Conjuring Love

Have One on Me
Joanna Newsom
Drag City, 2010
Near the end of the film Closer, Clive Owen’s character describes the human heart as looking like “a fist, wrapped in blood.” As viewers of films, readers of novels and poetry, and listeners of music chock full of canned explorations of the heart, we know one thing: we are tired of triteness. That the curtness and clarity of Owen’s line breaks through and refreshes comes as a shock. Something strange happens: Owen’s line liberates our interpretative apparatus and we actually hear.
The Russian literary critic Viktor Shklovsky called this ostranenie—roughly, the process of making the familiar strange. Because the concept of the heart has been scooped empty of any real substance by an inundation of bad metaphors and similes, a space is open for its liberation. The necessity of this liberation is mandated by the heart’s symbolic ties to love; love, as a fundamental of human experience, demands expression, and yet a banal familiarity with its symbols prevents us from perceiving its depth and beauty. Its highest symbol becomes a three-line greeting card, quickly forgotten. But then, as in Closer, the unexpected happens, ostranenie. Now, enter Joanna Newsom, a woman whose harp playing and unique voice demand descriptions involving fairytale creatures. With her new triple LP album Have One on Me, Newsom does the work of ostranenie and liberates the love song.
As with the line from Closer, this renewal occurs at the level of language. No doubt, her idiosyncratic voice and lovely harp playing are important, providing a complex and memorable soundtrack, but Newsom’s lyrics do the real work. Whether describing the love between a horse thief and a horse on “You and Me, Bess,” or communicating a parent’s grief for a dead child on the stunning “Baby Birch,” Newsom lets no variety of love go neglected; her poet’s eye transfigures each. But, as one might expect, the album rests most heavily upon the well-worn shoulder of romantic love and finds its best moments there.

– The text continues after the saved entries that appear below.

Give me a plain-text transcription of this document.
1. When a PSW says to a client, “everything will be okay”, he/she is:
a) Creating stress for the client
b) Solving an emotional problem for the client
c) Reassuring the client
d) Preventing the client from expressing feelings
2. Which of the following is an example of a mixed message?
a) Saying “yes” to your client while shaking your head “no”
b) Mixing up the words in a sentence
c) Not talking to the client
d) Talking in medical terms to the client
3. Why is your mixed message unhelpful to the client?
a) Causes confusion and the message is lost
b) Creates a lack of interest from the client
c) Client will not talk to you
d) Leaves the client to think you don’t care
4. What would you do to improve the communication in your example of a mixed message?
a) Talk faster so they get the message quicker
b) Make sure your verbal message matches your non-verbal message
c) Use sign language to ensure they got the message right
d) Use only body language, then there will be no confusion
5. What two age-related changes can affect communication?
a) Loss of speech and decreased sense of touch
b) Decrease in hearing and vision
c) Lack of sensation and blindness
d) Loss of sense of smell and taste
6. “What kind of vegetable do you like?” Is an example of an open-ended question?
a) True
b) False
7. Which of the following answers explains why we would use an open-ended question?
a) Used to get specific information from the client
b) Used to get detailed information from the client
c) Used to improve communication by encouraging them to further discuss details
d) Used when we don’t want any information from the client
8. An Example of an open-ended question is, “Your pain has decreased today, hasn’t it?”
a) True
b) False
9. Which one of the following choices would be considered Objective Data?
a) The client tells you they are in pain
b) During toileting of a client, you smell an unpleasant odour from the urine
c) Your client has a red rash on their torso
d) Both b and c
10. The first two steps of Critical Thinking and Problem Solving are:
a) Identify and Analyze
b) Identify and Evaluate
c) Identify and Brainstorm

Jauntily kicking off the second side of the first record, “Good Intentions Paving Company” is one such example. With this remarkable song, Newsom cleverly expands the familiar proverb “the road to hell is paved with good intentions” into a meditation on the paradoxical joy and fright that accompanies a new romance. In seven minutes, Newsom’s careful wordplay uses driving imagery to subtly create a web of strong emotive cues. As the song progresses, it sheds its cuteness until it arrives at its unabashedly gorgeous and naked destination:
And there is hesitation,
and it always remains
(concerning you, me, and the rest of the gang),
but, in our quiet hour,
I feel I see everything,
and am in love
with the hook upon which everyone hangs.
It is clear that Newsom has absolute command over her art, even as she bares herself to the listener.
Given its primary themes, it is no surprise that Have One on Me’s songs are deeply personal. Songs like “Go Long,” a particularly gut-wrenching number about Will Oldham (an old flame of Newsom’s) leave no doubt: “With the loneliness of you mighty men/with your jaws, and fists, and guitars/and pens, and your sugarlip.” That she can unpack her emotional baggage without lapsing into solipsism is a noteworthy accomplishment. But more remarkable than this balancing act is the penetrating insight her songs offer about universal human experiences.
Because of this, Have One on Me becomes the rare album that sounds familiar after the first listen; it seems inconceivable that these songs have not always existed because their unveiling power opens the listener to him or herself; they become a psychological mirror blurring the line between object and subject. “Honey, you please me/even in your sleep,” she sings on the album’s opener, “Easy.” Instantly, the listener identifies with the sentiment and can tearfully recall the time when the thought existed shapelessly inside them, and here a singing woman plucking a harp has ensnared the feeling in two lines, eight words, ten syllables. She has set the feeling to music and made it indelible. Love is transfigured by ostranenie and the listener experiences the joy of revelation and recognition.
Ross Scarano lives and writes in Austin, Texas.